Most normal people, when cooking for a crowd on their 40th birthday, would not only be organised in advance, but would stick to known ingredients. Alas, not me. I experimented.  And the end result was very salty.  I neglected to taste the goats cheese before I added it, and, when combined with the smoked salmon (exacerbated by tripling the recipe), the frittata (while looked good) was not up to my usual standard.

Thankfully all was not lost. There was tonnes of other food.  And it turns out that everyone was happy to indulge in sweet carbs after all.

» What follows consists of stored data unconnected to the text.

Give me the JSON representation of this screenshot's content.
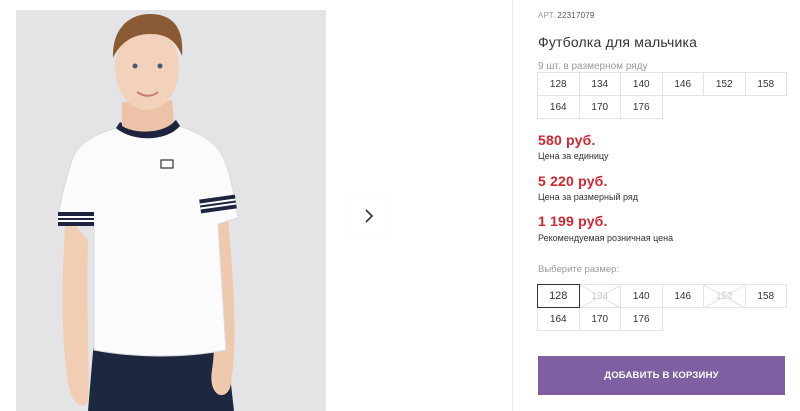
{
  "product": {
    "article_label": "АРТ.",
    "article_number": "22317079",
    "title": "Футболка для мальчика",
    "size_row_note": "9 шт. в размерном ряду"
  },
  "size_row": [
    "128",
    "134",
    "140",
    "146",
    "152",
    "158",
    "164",
    "170",
    "176"
  ],
  "prices": [
    {
      "value": "580 руб.",
      "label": "Цена за единицу"
    },
    {
      "value": "5 220 руб.",
      "label": "Цена за размерный ряд"
    },
    {
      "value": "1 199 руб.",
      "label": "Рекомендуемая розничная цена"
    }
  ],
  "size_select": {
    "label": "Выберите размер:",
    "options": [
      {
        "size": "128",
        "state": "selected"
      },
      {
        "size": "134",
        "state": "unavailable"
      },
      {
        "size": "140",
        "state": "available"
      },
      {
        "size": "146",
        "state": "available"
      },
      {
        "size": "152",
        "state": "unavailable"
      },
      {
        "size": "158",
        "state": "available"
      },
      {
        "size": "164",
        "state": "available"
      },
      {
        "size": "170",
        "state": "available"
      },
      {
        "size": "176",
        "state": "available"
      }
    ]
  },
  "cart_button": "ДОБАВИТЬ В КОРЗИНУ",
  "gallery": {
    "next_icon": "chevron-right-icon"
  },
  "colors": {
    "price": "#d0262f",
    "button": "#7d5fa2",
    "photo_bg": "#e4e4e6"
  }
}
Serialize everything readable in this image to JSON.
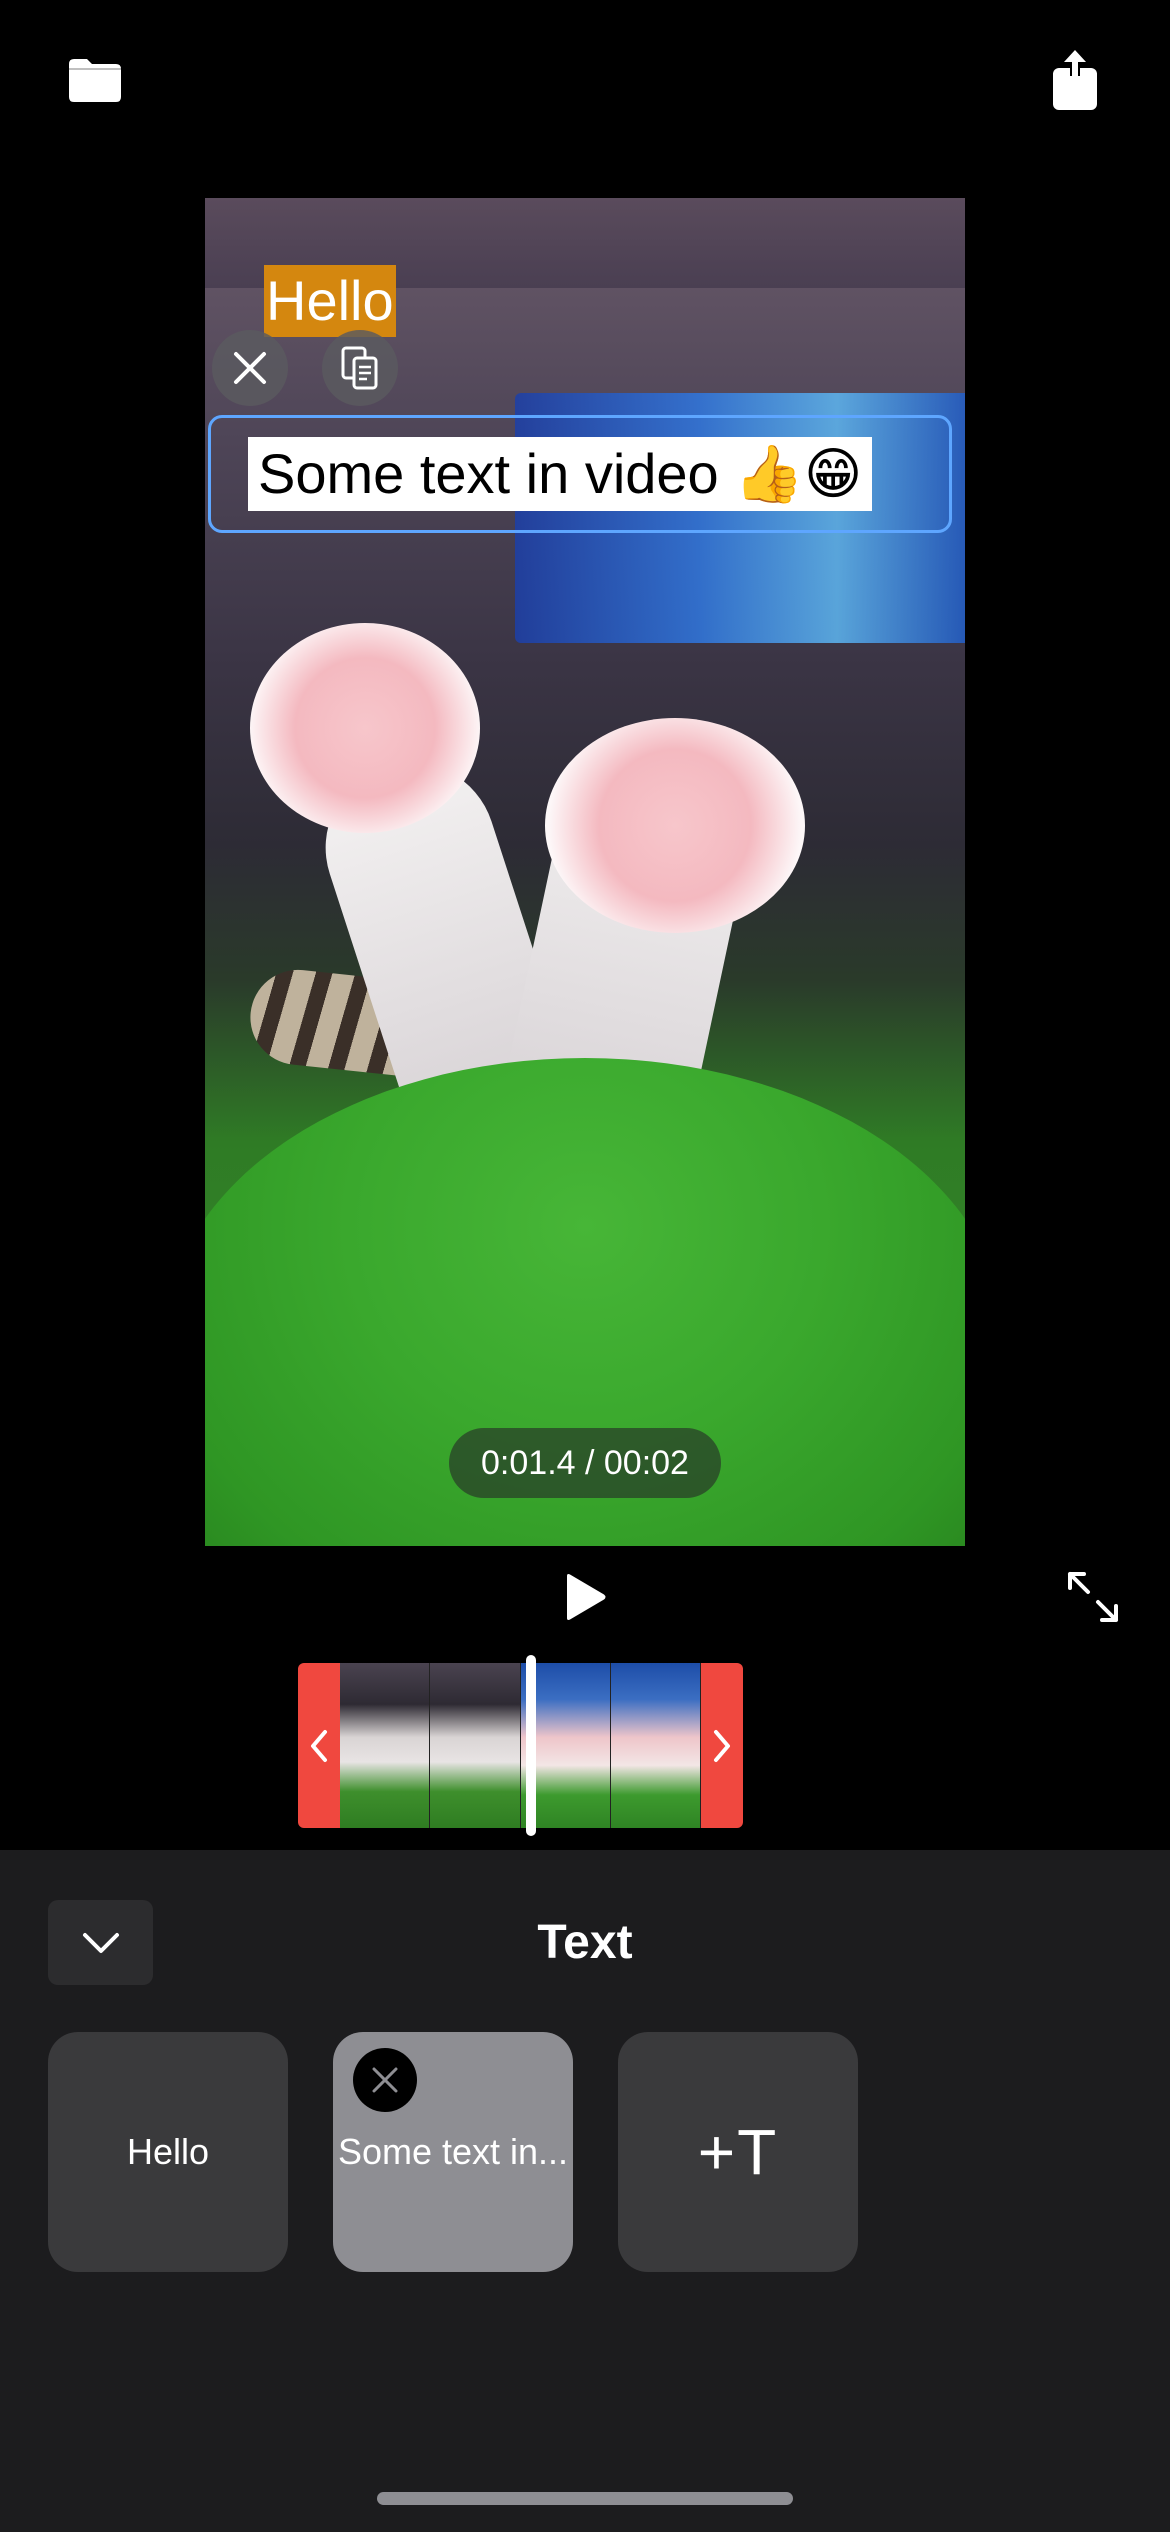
{
  "toolbar": {
    "open_icon": "folder-icon",
    "share_icon": "share-icon"
  },
  "video": {
    "overlays": [
      {
        "text": "Hello",
        "background": "#d4870f",
        "color": "#ffffff"
      },
      {
        "text": "Some text in video 👍😁",
        "background": "#ffffff",
        "color": "#000000",
        "selected": true
      }
    ],
    "selection_color": "#5ea6ff",
    "time_display": "0:01.4 / 00:02"
  },
  "controls": {
    "play_icon": "play-icon",
    "expand_icon": "expand-icon"
  },
  "timeline": {
    "handle_color": "#f0483f",
    "playhead_position": 0.53
  },
  "panel": {
    "title": "Text",
    "collapse_icon": "chevron-down-icon",
    "items": [
      {
        "label": "Hello",
        "selected": false
      },
      {
        "label": "Some text in...",
        "selected": true
      }
    ],
    "add_label": "+T"
  }
}
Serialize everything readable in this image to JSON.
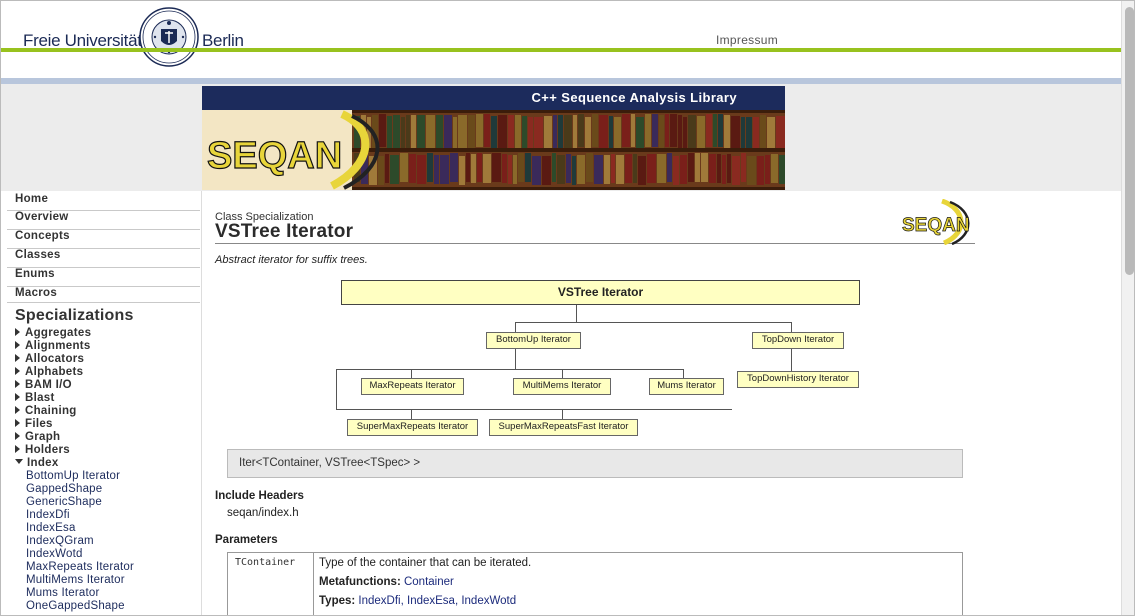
{
  "header": {
    "university_left": "Freie Universität",
    "university_right": "Berlin",
    "impressum": "Impressum",
    "colors": {
      "green": "#98c21e",
      "navy": "#1c2b5c",
      "band": "#b8c6dc"
    }
  },
  "banner": {
    "title": "C++ Sequence Analysis Library",
    "logo_text": "SEQAN"
  },
  "sidebar": {
    "nav": [
      {
        "label": "Home"
      },
      {
        "label": "Overview"
      },
      {
        "label": "Concepts"
      },
      {
        "label": "Classes"
      },
      {
        "label": "Enums"
      },
      {
        "label": "Macros"
      }
    ],
    "section_title": "Specializations",
    "categories": [
      {
        "label": "Aggregates"
      },
      {
        "label": "Alignments"
      },
      {
        "label": "Allocators"
      },
      {
        "label": "Alphabets"
      },
      {
        "label": "BAM I/O"
      },
      {
        "label": "Blast"
      },
      {
        "label": "Chaining"
      },
      {
        "label": "Files"
      },
      {
        "label": "Graph"
      },
      {
        "label": "Holders"
      },
      {
        "label": "Index"
      }
    ],
    "index_items": [
      {
        "label": "BottomUp Iterator"
      },
      {
        "label": "GappedShape"
      },
      {
        "label": "GenericShape"
      },
      {
        "label": "IndexDfi"
      },
      {
        "label": "IndexEsa"
      },
      {
        "label": "IndexQGram"
      },
      {
        "label": "IndexWotd"
      },
      {
        "label": "MaxRepeats Iterator"
      },
      {
        "label": "MultiMems Iterator"
      },
      {
        "label": "Mums Iterator"
      },
      {
        "label": "OneGappedShape"
      }
    ]
  },
  "main": {
    "kind": "Class Specialization",
    "title": "VSTree Iterator",
    "summary": "Abstract iterator for suffix trees.",
    "hierarchy": {
      "root": "VSTree Iterator",
      "bottomup": "BottomUp Iterator",
      "topdown": "TopDown Iterator",
      "maxrepeats": "MaxRepeats Iterator",
      "multimems": "MultiMems Iterator",
      "mums": "Mums Iterator",
      "topdownhistory": "TopDownHistory Iterator",
      "supermaxrepeats": "SuperMaxRepeats Iterator",
      "supermaxrepeatsfast": "SuperMaxRepeatsFast Iterator"
    },
    "signature": "Iter<TContainer, VSTree<TSpec> >",
    "include_title": "Include Headers",
    "include_value": "seqan/index.h",
    "params_title": "Parameters",
    "params": {
      "name": "TContainer",
      "description": "Type of the container that can be iterated.",
      "metafunctions_label": "Metafunctions:",
      "metafunction": "Container",
      "types_label": "Types:",
      "types": [
        "IndexDfi",
        "IndexEsa",
        "IndexWotd"
      ]
    }
  }
}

Here is the recipe for the frittata that I have slightly adapted over the years.  I make it all the time, and it is fantastic for a (smallish) crowd, either hot straight out of the oven, or at room temperature as part of a weekend lunch/brunch or summer dinner.  Just taste the salmon and goats cheese before adding them to the egg mixture so that you can decide how liberal you want to be with the salt.

Smoked Salmon Goats Cheese and Herb Frittata

Adapted from Ina Garten Barefoot Contessa Family Style

This serves 8-10 as part of a brunch spread (or summer picnic).  It is equally good served with a green salad for dinner (where it may only stretch to 6).  It makes a great packed lunch the next day, so make the full amount and embrace the leftovers.

1 medium onion (approx 150g/5oz) diced

1 tbsp olive oil

12 large eggs

180ml (3/4 cup) milk (preferably whole, definitely not skimmed)

2 spring onions (scallions) thinly sliced white and green parts

8 sprigs of dill finely chopped

5 sprigs of parsley, finely chopped

10 sprigs of chives finely chopped

225g (1/2lb) smoked salmon, chopped

100g (3.5oz) soft goats cheese, crumbled

Salt and pepper to taste

Preheat oven to 180C (350F)

Heat olive oil in a 26cm (10 inch) sautee pan and cook onions gently for about 10 minutes until translucent and fragrant.

In a large bowl, beat the eggs, add the milk, chopped spring onions and herbs and combine.

Add the chopped smoked salmon to the eggs and mix.

Pour the mixture over the onions, and sprinkle, the crumbled goats cheese, and put in the centre of the oven.

Bake for about 50 minutes until it is puffed and golden, and a knife inserted into the middle comes out clean and hot.

I scoop it straight out of the dish, but if you are brave you can turn it out on to a platter and slice into pie pieces.

Note:  if you want to serve it turned out of the pan at room temperature, make sure there is enough oil when you sautee the onions to line the base and sides so that you can easily remove the frittata once cooked.

Also feel free to change up the herb selection.  Tarragon also works well, as does basil, although use both a bit more sparingly than the ones listed above.